Turkey’s Erdoğan uses religion to enhance his political clout in Africa

Nordic Monitor


At an African event held in Istanbul, Turkish President Recep Tayyip Erdoğan capitalized on religion and political sensitivities in Africa to expand his radical Islamist message and extend his government’s influence on the continent.

Speaking at the 3rd African Muslim Religious Leaders Summit, Erdoğan pulled out all the stops in slamming the Western powers and used the occasion to talk about how Turkey has been fighting what he called neo-colonialists and imperialists.

The Africa event was organized by Turkey’s Religious Affairs Directorate (Diyanet), an ideological and political state apparatus tasked with spreading Erdoğan’s political Islamist ideology both inside and outside the country. Under Erdoğan’s rule, the Diyanet’s remit and range of activity have expanded, and it has become an important tool in Turkish foreign policy.

Speaking at the summit, Erdoğan slammed the United Nations and Western countries over the Rwanda genocide and Turkey’s military operation in northern Syria. “The Western world and the UN just watched the brutal killings of 800,000 people in Rwanda over the course of three months. … Those who impose arms embargoes on us today due to Operation Peace Spring [in northern Syria] provided arms and ammunition to the bloody murderers in those days. Despite the ongoing atrocities on the ground, the Western states did not even think of stopping the sale of arms to the murderers,” he said.

In his speech Erdoğan also accused Western states of “being behind the civil war” in Somalia, of “interfering in the conflict” in the Central African Republic and of “supporting the war barons” in Libya.

Moreover, President Erdoğan accused Christian missionaries of changing the demographics of Africa and of converting African Muslims under the protection of the Western powers. “Although only 7 percent of the African population was Christian in the early 1900s, today Christians constitute 55 percent of the continental population. … Muslims have become minorities in many African countries,” Erdoğan said.

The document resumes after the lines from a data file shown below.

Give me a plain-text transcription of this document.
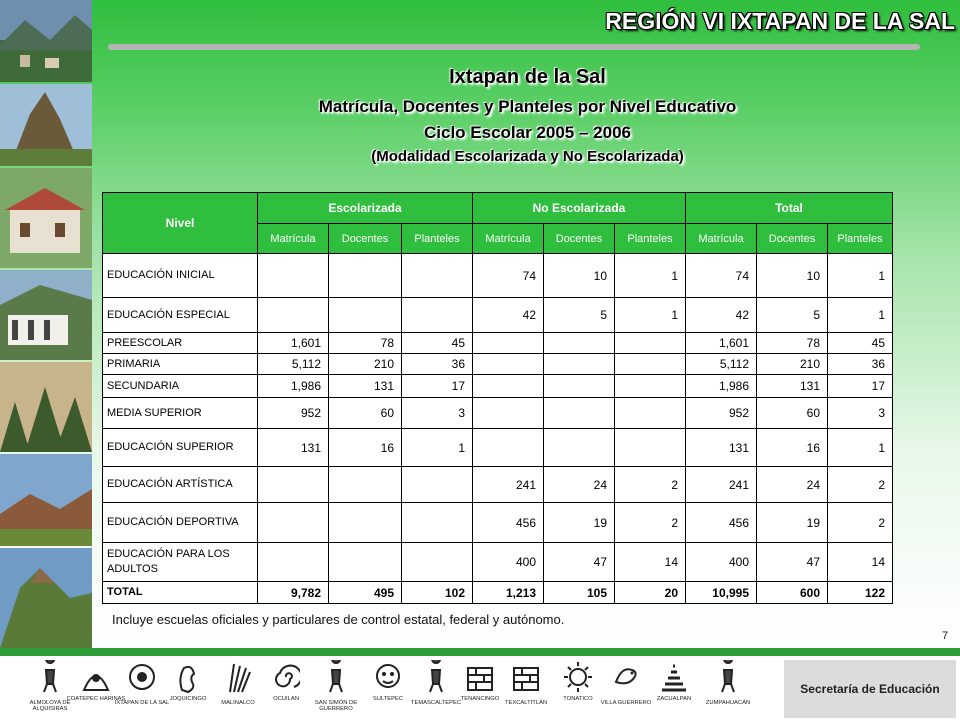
REGIÓN VI IXTAPAN DE LA SAL
Ixtapan de la Sal
Matrícula, Docentes y Planteles por Nivel Educativo
Ciclo Escolar 2005 – 2006
(Modalidad Escolarizada y No Escolarizada)
Nivel	Escolarizada			No Escolarizada			Total		
	Matrícula	Docentes	Planteles	Matrícula	Docentes	Planteles	Matrícula	Docentes	Planteles
EDUCACIÓN INICIAL				74	10	1	74	10	1
EDUCACIÓN ESPECIAL				42	5	1	42	5	1
PREESCOLAR	1,601	78	45				1,601	78	45
PRIMARIA	5,112	210	36				5,112	210	36
SECUNDARIA	1,986	131	17				1,986	131	17
MEDIA SUPERIOR	952	60	3				952	60	3
EDUCACIÓN SUPERIOR	131	16	1				131	16	1
EDUCACIÓN ARTÍSTICA				241	24	2	241	24	2
EDUCACIÓN DEPORTIVA				456	19	2	456	19	2
EDUCACIÓN PARA LOS ADULTOS				400	47	14	400	47	14
TOTAL	9,782	495	102	1,213	105	20	10,995	600	122
Incluye escuelas oficiales y particulares de control estatal, federal y autónomo.
7
ALMOLOYA DE ALQUISIRAS
COATEPEC HARINAS
IXTAPAN DE LA SAL
JOQUICINGO
MALINALCO
OCUILAN
SAN SIMÓN DE GUERRERO
SULTEPEC
TEMASCALTEPEC
TENANCINGO
TEXCALTITLÁN
TONATICO
VILLA GUERRERO
ZACUALPAN
ZUMPAHUACÁN
Secretaría de Educación
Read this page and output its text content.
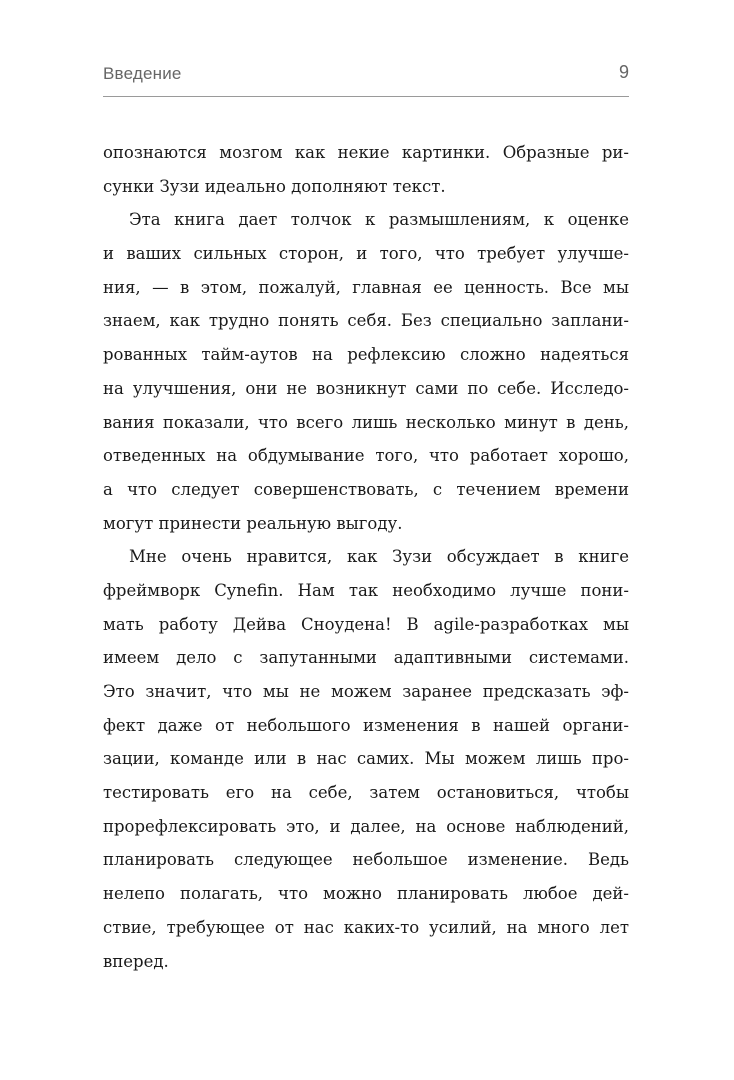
Введение	9
опознаются мозгом как некие картинки. Образные ри-
сунки Зузи идеально дополняют текст.
Эта книга дает толчок к размышлениям, к оценке
и ваших сильных сторон, и того, что требует улучше-
ния, — в этом, пожалуй, главная ее ценность. Все мы
знаем, как трудно понять себя. Без специально заплани-
рованных тайм-аутов на рефлексию сложно надеяться
на улучшения, они не возникнут сами по себе. Исследо-
вания показали, что всего лишь несколько минут в день,
отведенных на обдумывание того, что работает хорошо,
а что следует совершенствовать, с течением времени
могут принести реальную выгоду.
Мне очень нравится, как Зузи обсуждает в книге
фреймворк Cynefin. Нам так необходимо лучше пони-
мать работу Дейва Сноудена! В agile-разработках мы
имеем дело с запутанными адаптивными системами.
Это значит, что мы не можем заранее предсказать эф-
фект даже от небольшого изменения в нашей органи-
зации, команде или в нас самих. Мы можем лишь про-
тестировать его на себе, затем остановиться, чтобы
прорефлексировать это, и далее, на основе наблюдений,
планировать следующее небольшое изменение. Ведь
нелепо полагать, что можно планировать любое дей-
ствие, требующее от нас каких-то усилий, на много лет
вперед.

President Erdoğan continued lambasting Western countries, saying: “As a country and a people, we have never been after gaining prosperity through any society’s natural resources, work, blood or sweat.  We have never looked down on anyone because of their language, skin color or faith. Turkey has never approached the continent for the sake of its resources of gold, diamonds or oil. Turkey has gone to wherever it has gone to build and develop throughout its history.”

Praising Turkey’s foreign policy approach and his relations with the African people, Erdoğan said: “No matter which country we visit in Africa, both state officials and the people show us genuine affection. Inspired by our faith and values and with this unique past of ours on the continent, we, as Turkey, knock on the door of every friend, heal the wounds of every heart and cooperate with all the countries in Africa. We advocate for the rights of our African brothers and sisters as strongly as we stand up for our rights on international platforms.”


The head of the Diyanet, Ali Erbaş, and President Erdoğan.


He said the volume of trade between Turkey and African countries continues to increase and recently reached $24 billion, expressing determination that it will exceed $50 billion in the near future.

“We increased the number of Turkish embassies on the African continent from 12 to 42,” Erdoğan said, noting that Turkey has also bolstered its presence in Africa through charities and relief agencies such as the Turkish Cooperation and Coordination Agency (TIKA) and the Turkish Red Crescent. “As a result of our efforts, we have brought Turkish-African relations to a level that could not have even been imagined 15 years ago,” Erdoğan noted.

Turkey entered a new period of social, political and cultural transformation under Erdoğan’s rule, starting in 2002. Since then, the structure and activities of the Diyanet have been increasingly synchronized with Justice and Development Party (AKP) policies. President Erdoğan benefited from its network, and the Diyanet became an actor in the imposition of his radical and political Islamist ideology.

In that regard, the Diyanet has assumed a pivotal role in shaping Turkish public opinion on a military operation in northern Syria in accordance with Erdoğan’s political motives. Diyanet President Ali Erbaş recently attended a religious program that took place at the Şahidi Mosque in Muğla to pray for the success of Turkey’s offensive.

“Lord of the Worlds! You said in the Qur’an, ‘It is not you who slew them; it was Allah.’ When our soldiers fire shots, they shoot as is cited in this verse of Yours; let them be accurate. Let them be the victor against the enemy, my Allah! Lord of the Worlds! They are armor to protect your believers. Protect our soldiers with your armor in the best way, my Allah, and protect them against all malice by the enemy!” he prayed.

According to official statistics, the Diyanet manages approximately 87,000 mosques and employs around 120,000 staff, including imams and other religious workers, all of whom are treated as civil servants with regular salaries.